Our community should be able to discuss these things that affect so many people, yet often remain relegated to the realm of silence. To Write Love on Her Arms is a national nonprofit movement that exists to provide hope and help to people struggling with depression, addiction, self-injury, and suicide, as well as to invest in treatment and recovery. As a University Chapter, TWLOHA – Duke University serves as part of a nationwide network of organizations on college campuses determined to spread the mission and vision of TWLOHA. Through organized meetings and events, each chapter serves as a voice of hope, inspiration, and support for students and their surrounding communities.
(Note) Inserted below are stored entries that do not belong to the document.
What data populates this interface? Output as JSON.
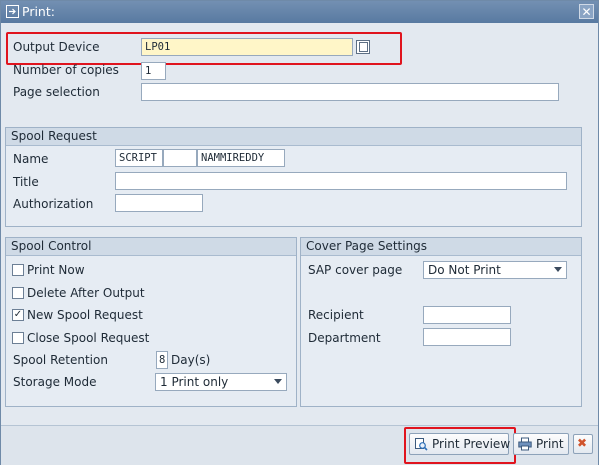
{
  "window": {
    "title": "Print:",
    "close_glyph": "✕"
  },
  "output_device": {
    "label": "Output Device",
    "value": "LP01"
  },
  "copies": {
    "label": "Number of copies",
    "value": "1"
  },
  "page_selection": {
    "label": "Page selection",
    "value": ""
  },
  "spool_request": {
    "heading": "Spool Request",
    "name_label": "Name",
    "name_part1": "SCRIPT",
    "name_part2": "",
    "name_part3": "NAMMIREDDY",
    "title_label": "Title",
    "title_value": "",
    "authorization_label": "Authorization",
    "authorization_value": ""
  },
  "spool_control": {
    "heading": "Spool Control",
    "options": [
      {
        "label": "Print Now",
        "checked": false,
        "mark": ""
      },
      {
        "label": "Delete After Output",
        "checked": false,
        "mark": ""
      },
      {
        "label": "New Spool Request",
        "checked": true,
        "mark": "✓"
      },
      {
        "label": "Close Spool Request",
        "checked": false,
        "mark": ""
      }
    ],
    "retention_label": "Spool Retention",
    "retention_value": "8",
    "retention_unit": "Day(s)",
    "storage_label": "Storage Mode",
    "storage_value": "1 Print only"
  },
  "cover_page": {
    "heading": "Cover Page Settings",
    "sap_cover_label": "SAP cover page",
    "sap_cover_value": "Do Not Print",
    "recipient_label": "Recipient",
    "recipient_value": "",
    "department_label": "Department",
    "department_value": ""
  },
  "footer": {
    "print_preview_label": "Print Preview",
    "print_label": "Print"
  },
  "colors": {
    "highlight": "#e0141e",
    "title_bar": "#587aa1",
    "required_field": "#fff6c8"
  }
}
Sometimes we hear that strength is never having weakness or never showing weakness. I don’t think that’s true. I think strength is moving through weakness, and having the courage to ask for help when it’s needed. Struggle is a normal and acceptable part of life. It’s okay not to be okay all of the time. We all need other people, and that’s fine. We live in a difficult and broken world, and while we can’t always choose what happens to us, we can choose how to respond to it. We can choose honesty and vulnerability and community. We can love ourselves enough to get the help we need.

Pain is real, but hope and help are very real things too.  You are not alone, and your story matters very much.